American businessman (1911–1996)

Edward W. Carter (June 29, 1911 – April 25, 1996) was an American businessman, philanthropist and art collector. He served as the president of Broadway Stores and chair of the University of California Board of Regents, and was the owner of the Hannah Carter Japanese Garden.

==Early life==
Carter was born on June 29, 1911, in Cumberland, Maryland. His father died when he was nine years old, and he moved to Los Angeles, California shortly after with his mother, Rose Price Carter, and sister, Ruth. He attended Hollywood High School, and worked through his school and college. He graduated from the University of California, Los Angeles (UCLA) and received a Master's in Business Administration from the Harvard Business School. He was offered a teaching position at Harvard, but turned it down to focus on his business career.

==Career==
In 1945, Carter served as an executive of Broadway Stores, later endowed with 150 stores and sales of $7.5 billion a year. After the Second World War, he opened new stores on American freeways. In 1946, his Crenshaw Center on the outskirts of Los Angeles was one of the first shopping centers in the United States. He sold some stocks to Hale Brothers & Co. and by 1950 the two companies merged. Their stores included The Emporium, Neiman Marcus, Waldenbooks and Bergdorf Goodman. He served on the boards of directors of the Los Angeles Area Chamber of Commerce, the California Retailers Association, the Los Angeles branch of the Federal Reserve Bank of San Francisco, the Northrop Aircraft Corp. and the California Bank.

==Philanthropy==
Carter was one of the co-founders of the Los Angeles County Museum of Art (LACMA) and the Los Angeles Music Center.

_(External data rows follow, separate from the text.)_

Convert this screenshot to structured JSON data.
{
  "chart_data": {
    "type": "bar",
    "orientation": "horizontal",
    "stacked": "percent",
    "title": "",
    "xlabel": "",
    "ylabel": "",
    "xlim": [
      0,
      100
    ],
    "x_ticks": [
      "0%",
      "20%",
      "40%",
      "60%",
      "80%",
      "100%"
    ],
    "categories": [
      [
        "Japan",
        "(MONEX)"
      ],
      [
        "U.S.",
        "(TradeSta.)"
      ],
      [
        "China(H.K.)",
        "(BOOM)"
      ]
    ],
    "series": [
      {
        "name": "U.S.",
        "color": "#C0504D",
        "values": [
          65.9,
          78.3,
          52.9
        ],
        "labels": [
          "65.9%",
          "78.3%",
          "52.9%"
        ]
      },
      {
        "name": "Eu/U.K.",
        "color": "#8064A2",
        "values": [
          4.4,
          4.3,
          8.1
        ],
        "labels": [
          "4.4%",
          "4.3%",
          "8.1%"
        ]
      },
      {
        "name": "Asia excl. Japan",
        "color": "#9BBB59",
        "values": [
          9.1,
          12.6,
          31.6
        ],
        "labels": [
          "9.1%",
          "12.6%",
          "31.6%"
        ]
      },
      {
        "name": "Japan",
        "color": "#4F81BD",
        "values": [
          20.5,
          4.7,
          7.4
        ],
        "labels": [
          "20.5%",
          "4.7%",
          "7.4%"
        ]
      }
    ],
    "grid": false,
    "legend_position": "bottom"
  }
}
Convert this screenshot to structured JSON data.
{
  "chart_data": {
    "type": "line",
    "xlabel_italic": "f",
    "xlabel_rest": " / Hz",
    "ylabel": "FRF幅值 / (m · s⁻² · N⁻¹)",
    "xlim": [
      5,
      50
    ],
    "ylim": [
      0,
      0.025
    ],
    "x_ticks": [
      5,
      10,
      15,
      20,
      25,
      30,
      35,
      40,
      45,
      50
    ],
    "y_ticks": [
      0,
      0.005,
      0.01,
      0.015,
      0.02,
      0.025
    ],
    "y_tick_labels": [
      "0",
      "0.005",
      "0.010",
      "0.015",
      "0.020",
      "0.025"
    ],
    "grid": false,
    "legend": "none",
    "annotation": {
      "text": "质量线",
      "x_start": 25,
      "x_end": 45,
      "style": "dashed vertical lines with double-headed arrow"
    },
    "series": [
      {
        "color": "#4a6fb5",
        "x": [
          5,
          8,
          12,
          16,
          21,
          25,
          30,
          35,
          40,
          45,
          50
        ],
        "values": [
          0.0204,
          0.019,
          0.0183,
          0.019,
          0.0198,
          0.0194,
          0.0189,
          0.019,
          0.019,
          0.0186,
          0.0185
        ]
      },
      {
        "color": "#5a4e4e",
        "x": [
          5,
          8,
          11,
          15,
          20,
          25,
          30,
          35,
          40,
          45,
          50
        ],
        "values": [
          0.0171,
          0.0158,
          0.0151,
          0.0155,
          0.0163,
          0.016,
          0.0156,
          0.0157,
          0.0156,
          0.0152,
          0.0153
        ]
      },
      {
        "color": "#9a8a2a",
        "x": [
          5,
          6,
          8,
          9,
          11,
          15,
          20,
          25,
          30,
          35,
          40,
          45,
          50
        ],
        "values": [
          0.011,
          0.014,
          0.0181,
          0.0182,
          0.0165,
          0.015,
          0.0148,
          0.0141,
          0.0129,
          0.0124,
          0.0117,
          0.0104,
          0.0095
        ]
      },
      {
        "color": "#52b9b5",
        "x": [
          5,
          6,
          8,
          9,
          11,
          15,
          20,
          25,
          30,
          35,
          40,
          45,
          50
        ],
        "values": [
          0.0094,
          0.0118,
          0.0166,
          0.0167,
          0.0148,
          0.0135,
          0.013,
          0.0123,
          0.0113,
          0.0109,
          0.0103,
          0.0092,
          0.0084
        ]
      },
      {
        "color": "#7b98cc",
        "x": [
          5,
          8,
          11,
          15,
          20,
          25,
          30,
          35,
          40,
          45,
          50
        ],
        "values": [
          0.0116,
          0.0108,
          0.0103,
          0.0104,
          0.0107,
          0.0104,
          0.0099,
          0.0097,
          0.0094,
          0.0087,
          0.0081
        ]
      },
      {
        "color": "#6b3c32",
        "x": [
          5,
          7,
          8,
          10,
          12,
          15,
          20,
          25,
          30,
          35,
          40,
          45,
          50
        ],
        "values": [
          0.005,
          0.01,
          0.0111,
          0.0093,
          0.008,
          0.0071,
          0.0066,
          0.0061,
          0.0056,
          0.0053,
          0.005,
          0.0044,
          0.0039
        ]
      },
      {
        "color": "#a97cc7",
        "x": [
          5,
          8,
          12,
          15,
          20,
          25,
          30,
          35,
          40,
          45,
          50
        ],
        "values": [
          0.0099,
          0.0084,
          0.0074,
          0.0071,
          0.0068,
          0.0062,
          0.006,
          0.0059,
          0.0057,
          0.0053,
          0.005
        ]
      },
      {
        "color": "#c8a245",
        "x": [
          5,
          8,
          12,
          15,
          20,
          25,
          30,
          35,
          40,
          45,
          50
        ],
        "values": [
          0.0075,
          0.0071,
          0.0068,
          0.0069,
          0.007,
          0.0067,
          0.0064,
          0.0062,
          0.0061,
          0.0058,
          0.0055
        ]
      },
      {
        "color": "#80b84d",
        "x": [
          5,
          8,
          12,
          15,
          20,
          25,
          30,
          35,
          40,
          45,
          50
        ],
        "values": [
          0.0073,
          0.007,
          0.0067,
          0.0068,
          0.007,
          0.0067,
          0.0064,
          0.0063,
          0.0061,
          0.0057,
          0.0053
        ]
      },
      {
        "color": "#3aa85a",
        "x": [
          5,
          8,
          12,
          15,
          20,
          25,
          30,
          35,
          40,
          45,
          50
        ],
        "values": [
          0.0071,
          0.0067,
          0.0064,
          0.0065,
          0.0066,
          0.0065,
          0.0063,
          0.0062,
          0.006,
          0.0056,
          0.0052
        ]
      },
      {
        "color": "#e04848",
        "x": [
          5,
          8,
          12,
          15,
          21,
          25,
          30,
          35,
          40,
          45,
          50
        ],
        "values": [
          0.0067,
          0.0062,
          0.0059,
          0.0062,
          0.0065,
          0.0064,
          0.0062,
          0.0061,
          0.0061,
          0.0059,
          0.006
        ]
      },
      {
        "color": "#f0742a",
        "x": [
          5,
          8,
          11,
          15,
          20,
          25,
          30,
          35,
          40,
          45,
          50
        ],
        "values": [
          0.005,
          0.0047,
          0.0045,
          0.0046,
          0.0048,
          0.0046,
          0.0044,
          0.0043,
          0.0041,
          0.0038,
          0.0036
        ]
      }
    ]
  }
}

A world-renowned collector of Dutch Golden Age paintings, he donated 50 of them to the LACMA. He also donated the Hannah Carter Japanese Garden to his alma mater, UCLA. He supported the Los Angeles Philharmonic and the San Francisco Opera.

He served on the regents of the University of California from 1952 to 1988, and of Occidental College.

==Personal life==
Carter resided in Bel Air, Los Angeles. He was married twice. His first wife, Christine Dailey Carter, died during his lifetime. They had a son, William Carter, and a daughter, Ann Carter Huneke. He remarried to Hannah Carter, who competed on the United States Ski Team in the 1936 Summer Olympics.

==Death==
Carter died of pancreatic cancer at his home in Bel Air on April 25, 1996. His memorial service was at the St. Alban's Episcopal Church in Westwood, Los Angeles.